Les Virtuoses - Brassed Off, Mark Herman (1996)

Au milieu des années 1990, dans le petit village de Grimley, dans le nord de l'Angleterre, des mineurs et leurs familles se battent contre la fermeture de leur mine dans le cadre du programme national de fermeture des houillères au Royaume-Uni. Parmi eux, un brass band qui manque d'espoir, conduit par Danny (Pete Postlethwaite). Ils sont partagés entre leur amour de la musique et leur espoir de participer à la finale du championnat national des brass bands, et la perspective de perdre leur travail et de voir leur communauté se disloquer.

Les Virtuoses s'inscrit avec The Full Monty dans ce courant de comédies douces-amères anglaise où un argument ludique et original permettait d'introduire un constat social fort quant au monde ouvrier anglais. Les deux films évoquent la situation alors sinistrée de deux industries anglaises sur le déclin -dont le cœur se situe au nord de l'Angleterre-, la métallurgie pour The Full Monty et minière dans Les Virtuoses. Le film est vindicatif envers la politique austère du Parti Conservateur pratiquée en Angleterre depuis l'arrivée au pouvoir de Margaret Thatcher en 1979 et poursuivie par John Major au moment de sa sortie en salle. Il se situe ainsi dans un ras de bol général qui contribuera à l'élection de Tony Blair en 1997. Le film s'inspire en partie de faits réels soit la vraie histoire du Grimethorpe Colliery Band, brass band de mineur au début des années 90 - et qui jouent d'ailleurs sur les séquences musicales du film.

Le contexte de l'histoire illustre en quelque la suite une décennie plus tard des révoltes minières violentes de 1984 où les ouvriers au prix de grands sacrifices avaient réussis à préserver leur industrie. La mine de Grimley se trouve de nouveau menacée de fermeture et les protagonistes, désormais usés (financièrement comme physiquement) par les luttes passées hésitent entre accepter la généreuse (et temporaire) prime de licenciement ou poursuivre le combat. Seul éclaircie dans cet environnement sinistre, la fanfare de l'usine menée par le patriarche Danny (Pete Postlethwaite) et le rêve d'accéder à la final du championnat national des brass band se déroulant dans la prestigieuse salle du Royal Albert Hall. Le récit tisse un portrait vrai et attachant d'un groupe de personnage au bord du gouffre moralement, financièrement comme psychiquement.

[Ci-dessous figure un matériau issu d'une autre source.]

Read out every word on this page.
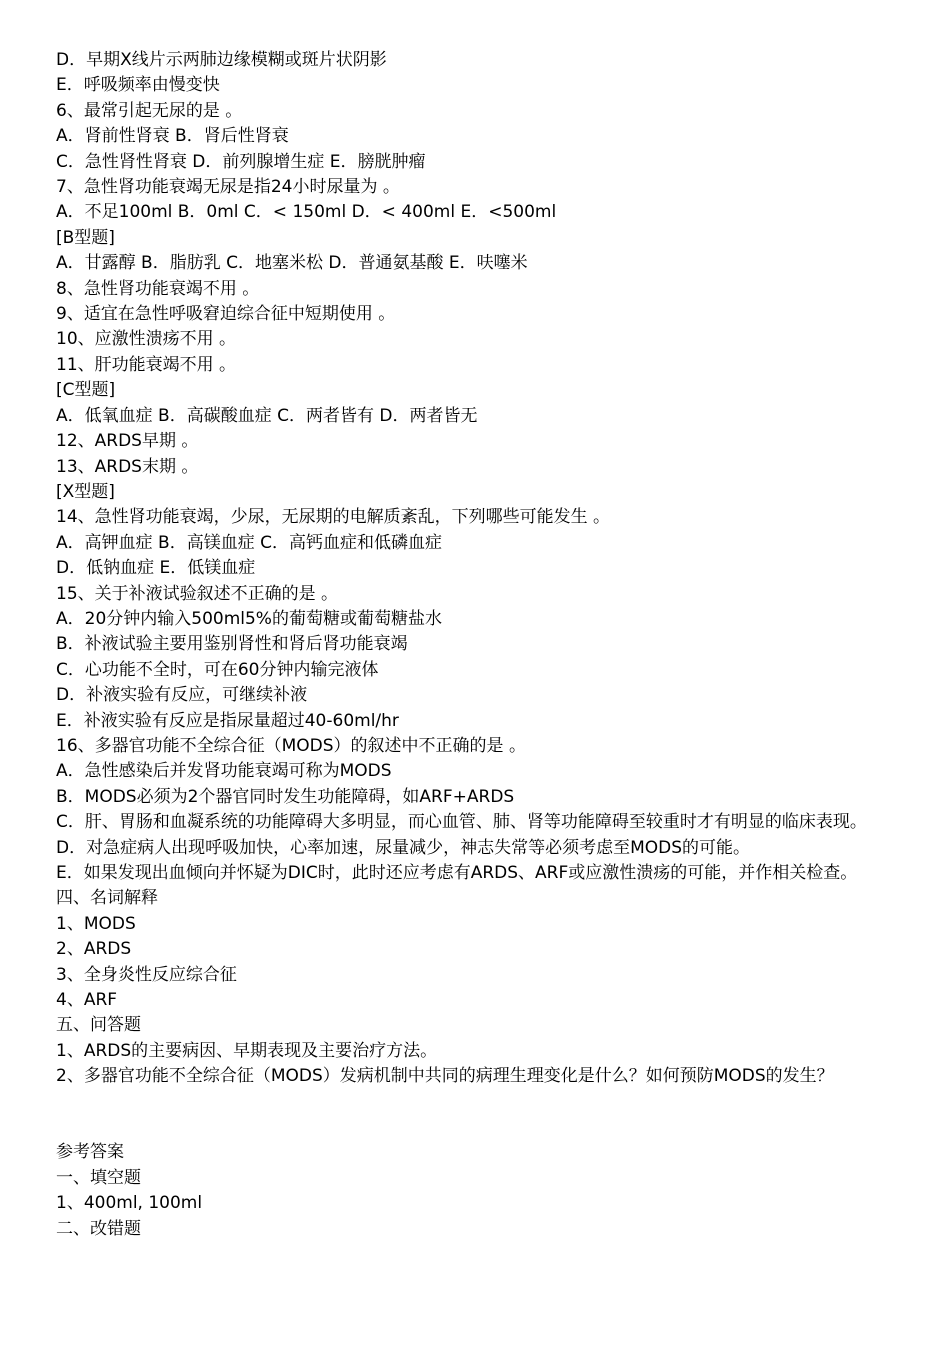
D．早期X线片示两肺边缘模糊或斑片状阴影
E．呼吸频率由慢变快
6、最常引起无尿的是 。
A．肾前性肾衰 B．肾后性肾衰
C．急性肾性肾衰 D．前列腺增生症 E．膀胱肿瘤
7、急性肾功能衰竭无尿是指24小时尿量为 。
A．不足100ml B．0ml C．< 150ml D．< 400ml E．<500ml
[B型题]
A．甘露醇 B．脂肪乳 C．地塞米松 D．普通氨基酸 E．呋噻米
8、急性肾功能衰竭不用 。
9、适宜在急性呼吸窘迫综合征中短期使用 。
10、应激性溃疡不用 。
11、肝功能衰竭不用 。
[C型题]
A．低氧血症 B．高碳酸血症 C．两者皆有 D．两者皆无
12、ARDS早期 。
13、ARDS末期 。
[X型题]
14、急性肾功能衰竭，少尿，无尿期的电解质紊乱，下列哪些可能发生 。
A．高钾血症 B．高镁血症 C．高钙血症和低磷血症
D．低钠血症 E．低镁血症
15、关于补液试验叙述不正确的是 。
A．20分钟内输入500ml5%的葡萄糖或葡萄糖盐水
B．补液试验主要用鉴别肾性和肾后肾功能衰竭
C．心功能不全时，可在60分钟内输完液体
D．补液实验有反应，可继续补液
E．补液实验有反应是指尿量超过40-60ml/hr
16、多器官功能不全综合征（MODS）的叙述中不正确的是 。
A．急性感染后并发肾功能衰竭可称为MODS
B．MODS必须为2个器官同时发生功能障碍，如ARF+ARDS
C．肝、胃肠和血凝系统的功能障碍大多明显，而心血管、肺、肾等功能障碍至较重时才有明显的临床表现。
D．对急症病人出现呼吸加快，心率加速，尿量减少，神志失常等必须考虑至MODS的可能。
E．如果发现出血倾向并怀疑为DIC时，此时还应考虑有ARDS、ARF或应激性溃疡的可能，并作相关检查。
四、名词解释
1、MODS
2、ARDS
3、全身炎性反应综合征
4、ARF
五、问答题
1、ARDS的主要病因、早期表现及主要治疗方法。
2、多器官功能不全综合征（MODS）发病机制中共同的病理生理变化是什么？如何预防MODS的发生？
参考答案
一、填空题
1、400ml, 100ml
二、改错题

Stephen Tompkinson livre notamment une magnifique prestation en clown triste constamment au bord de la rupture, Pete Postlethwaite est tout aussi poignant en vieux roc agrippé au groupe en ultime objectif, et également Ewan McGregor en jeune aux abois. L'humour et l'habile répétition de situations (ce père de famille croisant tous les jours sa femme allant militer pour le maintien de l'usine quand lui n'en a plus la force) dessinent cet arrière-plan sinistre que seul les séquences musicales viennent enluminer. Celles-ci ne sont pas si nombreuses et pas toujours filmées avec inventivité par Mark Herman. Il réserve l'emphase de ces passages pour les moments clés et on retiendra la magnifique scène qui introduit Gloria (Tara Fitzgerald) à la trompette, moment prodigieux qui nous envoute par la magie du Concerto d'Aranjuez de Joaquin Rodrigo et la communion captée du brass band - et en montage alternée leur tragédie syndicale en marche. L'autre grand moment tient plus à l'émotion de la scène lors du final où est joué le plus connu Guillaume Tell de Rossini.

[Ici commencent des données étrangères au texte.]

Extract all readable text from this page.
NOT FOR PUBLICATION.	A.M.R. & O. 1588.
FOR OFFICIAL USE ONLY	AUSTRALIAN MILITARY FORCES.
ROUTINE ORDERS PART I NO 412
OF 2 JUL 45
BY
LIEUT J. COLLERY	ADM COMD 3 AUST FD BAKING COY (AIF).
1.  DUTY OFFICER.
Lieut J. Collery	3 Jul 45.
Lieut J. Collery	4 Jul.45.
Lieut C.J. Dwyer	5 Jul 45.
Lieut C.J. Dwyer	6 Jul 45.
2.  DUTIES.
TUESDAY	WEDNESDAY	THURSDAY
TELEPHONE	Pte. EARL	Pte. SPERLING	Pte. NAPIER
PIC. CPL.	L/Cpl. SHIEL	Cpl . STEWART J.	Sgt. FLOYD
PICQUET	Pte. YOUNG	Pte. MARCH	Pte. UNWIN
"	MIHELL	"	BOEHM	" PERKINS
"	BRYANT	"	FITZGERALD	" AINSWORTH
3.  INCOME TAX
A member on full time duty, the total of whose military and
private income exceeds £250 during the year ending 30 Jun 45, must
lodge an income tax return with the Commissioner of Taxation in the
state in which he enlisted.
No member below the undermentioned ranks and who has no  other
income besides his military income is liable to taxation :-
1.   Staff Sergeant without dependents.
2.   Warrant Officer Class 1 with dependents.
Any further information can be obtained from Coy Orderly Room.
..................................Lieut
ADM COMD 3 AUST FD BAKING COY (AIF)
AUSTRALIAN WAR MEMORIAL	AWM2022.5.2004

Le film tient idéalement un équilibre fragile entre pessimisme profond lié au contexte qui ne déviera pas de sa trajectoire, et un optimisme représenté par la vigueur intacte des protagonistes, idéalisé dans la conclusion (l'intégrité de Gloria) mais surtout vibrant d'authenticité à l'image du discours final de Pete Postlewaite. Ce dernier porte le film à bout de bras, à la fois exalté et incroyablement crédible en mineur prématurément vieilli et usé (alors que l'acteur avait tout juste la cinquantaine). Toujours aussi actuel et touchant.


Sorti en dvd zone 2 français chez Film Office 

Extrait

vendredi 31 mai 2013

Distant Voices, Still Lives - Terence Davies (1988)


L'histoire d'une famille de Liverpool dans les années 50 à travers les souvenirs du réalisateur. Distant Voices est le portrait détaillé du mode de vie traditionnel de la classe ouvrière qui a marqué son enfance.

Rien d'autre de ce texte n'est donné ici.